Глава двадцать первая
Судьба тэнгсика
«Возрождение – это процесс, который нельзя наблюдать каким-нибудь образом. Мы не можем его ни измерить, ни взвесить, ни сфотографировать. Он находится совершенно вне нашего чувственного восприятия. Здесь мы имеем дело с чисто психической реальностью, которая дается нам косвенно, посредством личных сообщений. О возрождении говорят, возрождение исповедуют, возрождение переживают. Эти факты принимаются как достаточно реальные. Здесь мы не касаемся вопроса: является ли вообще возрождение в некотором роде реальным процессом? Мы должны довольствоваться его психической реальностью. Спешу добавить, что далек от вульгарного представления, согласно которому «психическое» – это либо вообще ничто, либо, в лучшем случае, нечто еще более тонкое, чем газ. Как раз напротив: по моему мнению, душа является самым потрясающим фактом человеческой жизни. Воистину, она мать всех человеческих фактов, мать цивилизации и ее разрушительницы – войны. Все это поначалу является психическим и незримым. Поскольку это «только» психическое, его нельзя проверить органами чувств, однако неоспоримо, что оно существует реально».

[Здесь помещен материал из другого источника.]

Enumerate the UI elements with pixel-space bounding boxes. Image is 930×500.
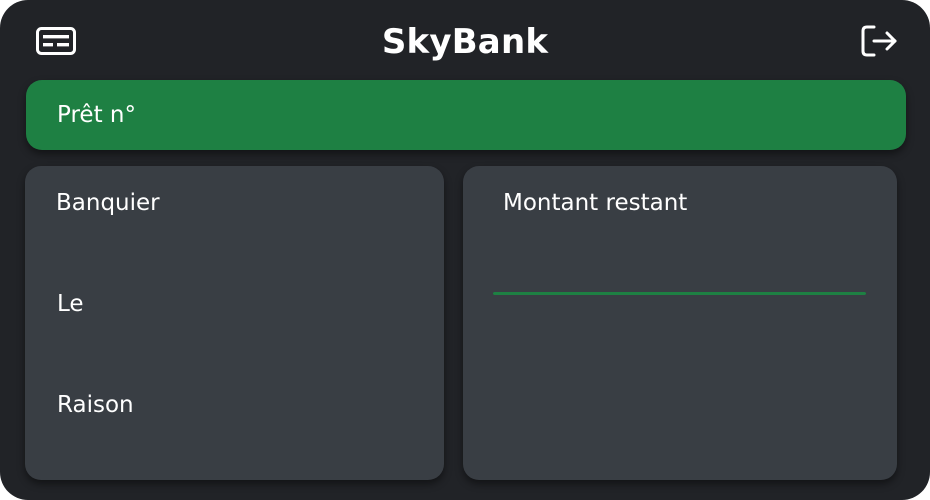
skybank-window: SkyBank Prêt n° Banquier Le Raison Monta… bbox=[0, 0, 930, 500]
app-title: SkyBank bbox=[381, 22, 549, 62]
logout-icon[interactable] bbox=[860, 24, 898, 58]
app-header: SkyBank bbox=[0, 0, 930, 80]
reason-label: Raison bbox=[57, 392, 134, 418]
date-label: Le bbox=[57, 291, 84, 317]
remaining-amount-progress-bar bbox=[493, 292, 866, 295]
loan-details-panel: Banquier Le Raison bbox=[25, 166, 444, 480]
remaining-amount-progress-fill bbox=[493, 292, 866, 295]
remaining-amount-label: Montant restant bbox=[503, 190, 688, 216]
loan-number-bar: Prêt n° bbox=[26, 80, 906, 150]
loan-number-label: Prêt n° bbox=[57, 102, 136, 128]
remaining-amount-panel: Montant restant bbox=[463, 166, 897, 480]
banker-label: Banquier bbox=[56, 190, 160, 216]
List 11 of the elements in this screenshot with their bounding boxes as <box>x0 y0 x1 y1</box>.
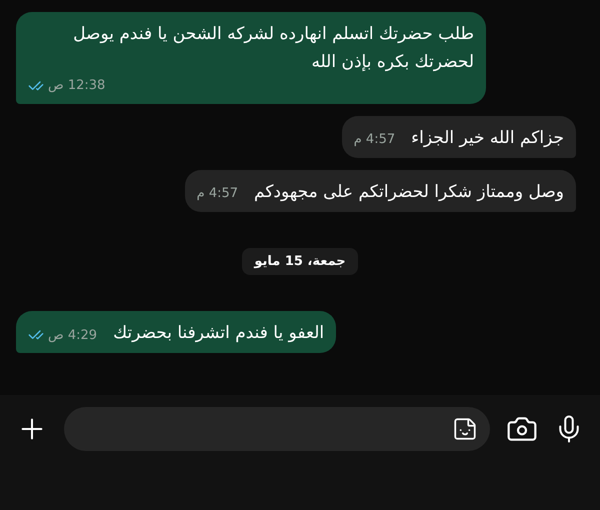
sticker-icon[interactable] <box>452 416 478 442</box>
date-separator: جمعة، 15 مايو <box>242 248 358 275</box>
message-input-field[interactable] <box>64 407 490 451</box>
message-time: 4:57 م <box>354 131 396 149</box>
message-text: العفو يا فندم اتشرفنا بحضرتك <box>113 322 324 345</box>
message-text: وصل وممتاز شكرا لحضراتكم على مجهودكم <box>254 180 564 204</box>
message-time: 4:29 ص <box>48 326 98 344</box>
message-text: طلب حضرتك اتسلم انهارده لشركه الشحن يا فندم يوصل لحضرتك بكره بإذن الله <box>72 23 474 74</box>
message-text: جزاكم الله خير الجزاء <box>411 126 564 150</box>
message-time: 4:57 م <box>196 185 238 203</box>
message-time: 12:38 ص <box>48 77 106 95</box>
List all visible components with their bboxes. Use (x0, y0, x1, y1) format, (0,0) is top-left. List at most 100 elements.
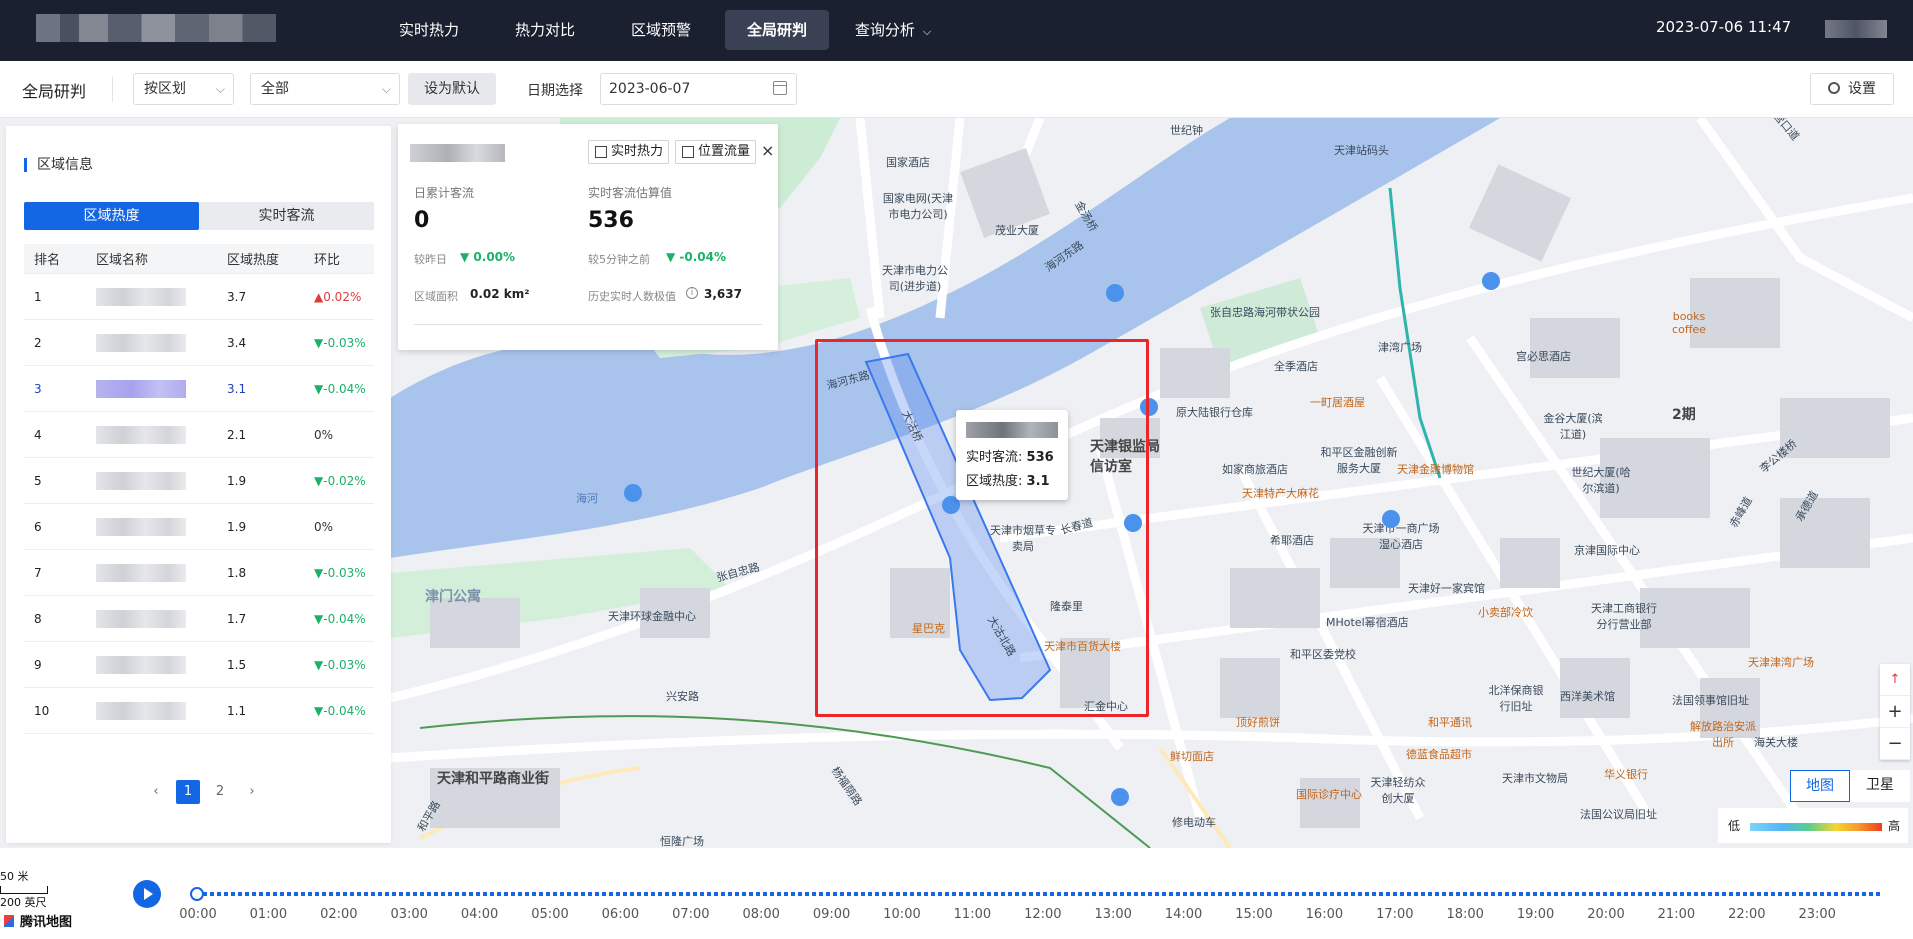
timeline-hour-label[interactable]: 02:00 (309, 907, 369, 922)
page-1-button[interactable]: 1 (176, 780, 200, 804)
map-label: 茂业大厦 (995, 224, 1039, 237)
play-icon[interactable] (133, 880, 161, 908)
table-row[interactable]: 9 1.5 ▼ -0.03% (24, 642, 374, 688)
map-label: 原大陆银行仓库 (1176, 406, 1253, 419)
table-row[interactable]: 5 1.9 ▼ -0.02% (24, 458, 374, 504)
panel-title: 区域信息 (24, 158, 93, 172)
nav-heat-compare[interactable]: 热力对比 (499, 10, 591, 50)
timeline-hour-label[interactable]: 07:00 (661, 907, 721, 922)
timeline-hour-label[interactable]: 04:00 (450, 907, 510, 922)
app-logo (36, 14, 276, 42)
table-row[interactable]: 4 2.1 0% (24, 412, 374, 458)
table-row[interactable]: 6 1.9 0% (24, 504, 374, 550)
nav-global-analysis[interactable]: 全局研判 (725, 10, 829, 50)
user-avatar[interactable] (1825, 20, 1887, 38)
vs-yesterday-text: 0.00% (473, 250, 516, 264)
info-icon[interactable]: i (686, 287, 698, 299)
map-type-map-button[interactable]: 地图 (1790, 770, 1850, 802)
tooltip-flow-value: 536 (1026, 450, 1054, 465)
division-select[interactable]: 按区划 ⌵ (133, 73, 234, 105)
timeline-hour-label[interactable]: 12:00 (1013, 907, 1073, 922)
timeline-hour-label[interactable]: 08:00 (731, 907, 791, 922)
scope-select[interactable]: 全部 ⌵ (250, 73, 400, 105)
timeline-hour-label[interactable]: 09:00 (802, 907, 862, 922)
map-label: 解放路治安派出所 (1690, 720, 1756, 749)
flow-point-marker[interactable] (624, 484, 642, 502)
timeline-hour-label[interactable]: 23:00 (1787, 907, 1847, 922)
table-row[interactable]: 7 1.8 ▼ -0.03% (24, 550, 374, 596)
timeline-hour-label[interactable]: 14:00 (1154, 907, 1214, 922)
table-row[interactable]: 2 3.4 ▼ -0.03% (24, 320, 374, 366)
timeline-hour-label[interactable]: 13:00 (1083, 907, 1143, 922)
map-label: 天津津湾广场 (1748, 656, 1814, 669)
next-page-button[interactable]: › (240, 780, 264, 804)
timeline-hour-label[interactable]: 11:00 (942, 907, 1002, 922)
timeline-hour-label[interactable]: 06:00 (590, 907, 650, 922)
timeline-hour-label[interactable]: 21:00 (1646, 907, 1706, 922)
flow-point-marker[interactable] (1106, 284, 1124, 302)
flow-point-marker[interactable] (1482, 272, 1500, 290)
timeline-hour-label[interactable]: 00:00 (168, 907, 228, 922)
tab-area-heat[interactable]: 区域热度 (24, 202, 199, 230)
timeline-hour-label[interactable]: 22:00 (1717, 907, 1777, 922)
tab-realtime-flow[interactable]: 实时客流 (199, 202, 374, 230)
scale-meters: 50 米 (0, 870, 29, 883)
timeline-hour-label[interactable]: 16:00 (1294, 907, 1354, 922)
date-picker[interactable]: 2023-06-07 (600, 73, 797, 105)
position-flow-button[interactable]: 位置流量 (675, 140, 757, 164)
map-label: 世纪大厦(哈尔滨道) (1571, 466, 1631, 495)
settings-button[interactable]: 设置 (1810, 73, 1894, 105)
tooltip-heat-label: 区域热度: (966, 474, 1023, 489)
blurred-area-name (96, 333, 186, 352)
table-row[interactable]: 3 3.1 ▼ -0.04% (24, 366, 374, 412)
peak-label: 历史实时人数极值 (588, 290, 676, 303)
timeline-hour-label[interactable]: 19:00 (1506, 907, 1566, 922)
nav-area-alert[interactable]: 区域预警 (615, 10, 707, 50)
legend-high: 高 (1888, 819, 1901, 833)
map-label: 海关大楼 (1754, 736, 1798, 749)
timeline-hour-label[interactable]: 20:00 (1576, 907, 1636, 922)
map-label: 顶好煎饼 (1236, 716, 1280, 729)
legend-color-bar (1750, 823, 1882, 831)
map-type-satellite-button[interactable]: 卫星 (1850, 770, 1910, 802)
timeline-hour-label[interactable]: 10:00 (872, 907, 932, 922)
change-value: 0% (314, 427, 334, 442)
table-row[interactable]: 10 1.1 ▼ -0.04% (24, 688, 374, 734)
gear-icon (1828, 82, 1840, 94)
area-size-label: 区域面积 (414, 290, 458, 303)
change-arrow: ▼ (314, 565, 324, 580)
zoom-out-button[interactable]: − (1880, 728, 1910, 760)
timeline-hour-label[interactable]: 03:00 (379, 907, 439, 922)
realtime-flow-value: 536 (588, 208, 634, 233)
col-change: 环比 (314, 253, 341, 268)
divider (112, 76, 113, 102)
timeline-hour-label[interactable]: 01:00 (238, 907, 298, 922)
flow-point-marker[interactable] (1111, 788, 1129, 806)
row-heat: 1.7 (227, 611, 247, 626)
set-default-button[interactable]: 设为默认 (408, 73, 496, 105)
table-row[interactable]: 1 3.7 ▲ 0.02% (24, 274, 374, 320)
map-label: 北洋保商银行旧址 (1488, 684, 1544, 713)
vs-5min-label: 较5分钟之前 (588, 253, 650, 266)
nav-query-analysis[interactable]: 查询分析 ⌵ (843, 10, 943, 50)
row-change: ▼ -0.02% (314, 458, 366, 503)
row-rank: 10 (34, 703, 50, 718)
timeline-hour-label[interactable]: 15:00 (1224, 907, 1284, 922)
page-2-button[interactable]: 2 (208, 780, 232, 804)
row-change: ▼ -0.04% (314, 688, 366, 733)
flow-point-marker[interactable] (1382, 510, 1400, 528)
close-icon[interactable]: × (761, 141, 774, 160)
realtime-heat-button[interactable]: 实时热力 (588, 140, 670, 164)
table-row[interactable]: 8 1.7 ▼ -0.04% (24, 596, 374, 642)
timeline-hour-label[interactable]: 05:00 (520, 907, 580, 922)
map-label: 京津国际中心 (1574, 544, 1640, 557)
timeline-track[interactable] (196, 892, 1882, 896)
map-label: 一町居酒屋 (1310, 396, 1365, 409)
nav-realtime-heat[interactable]: 实时热力 (383, 10, 475, 50)
prev-page-button[interactable]: ‹ (144, 780, 168, 804)
compass-icon[interactable]: ↑ (1880, 664, 1910, 696)
zoom-in-button[interactable]: + (1880, 696, 1910, 728)
timeline-hour-label[interactable]: 17:00 (1365, 907, 1425, 922)
timeline-hour-label[interactable]: 18:00 (1435, 907, 1495, 922)
timeline-thumb[interactable] (190, 887, 204, 901)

Карл Густав Юнг, «Душа и миф» (XX в.)
Кто такой, по своему положению, денщик-тэнгсик у любого военачальника? Это и ближайший слуга в походном быту, и посыльный, и помощник, поверенный в самых подчас секретных и важных делах. От них многое зависит порой в военной жизни, но роль их чаще всего незаметна для постороннего взгляда, прикровенна.
Дабану исполнилось двадцать шесть лет. Из них двенадцать уже находится среди монголов, за эти годы он полностью прошел все ступени их военной науки, побывал в нескольких крупных походах и многих сражениях. Но и до сих пор, когда по указу хана его назначили на высокую должность посланника, многие в Ставке переспрашивают друг у друга: «Как, это тот самый парень, что был тэнгсиком у Джамухи?!.» Да, большинство знает, помнит его лишь как денщика легендарного Джамухи, у которого довелось ему прослужить полгода в далеком уже отрочестве; и это стало как бы несмываемым родимым пятном, знаком, отличающим его от других. Видно, это свойство великих людей: ставить на всем, что окружает их, свою незримую печать… Поначалу это очень его раздражало, надоедало, казалось даже оскорбительным, но человек ко всему привыкает, и постепенно перестал обращать на это внимание и он.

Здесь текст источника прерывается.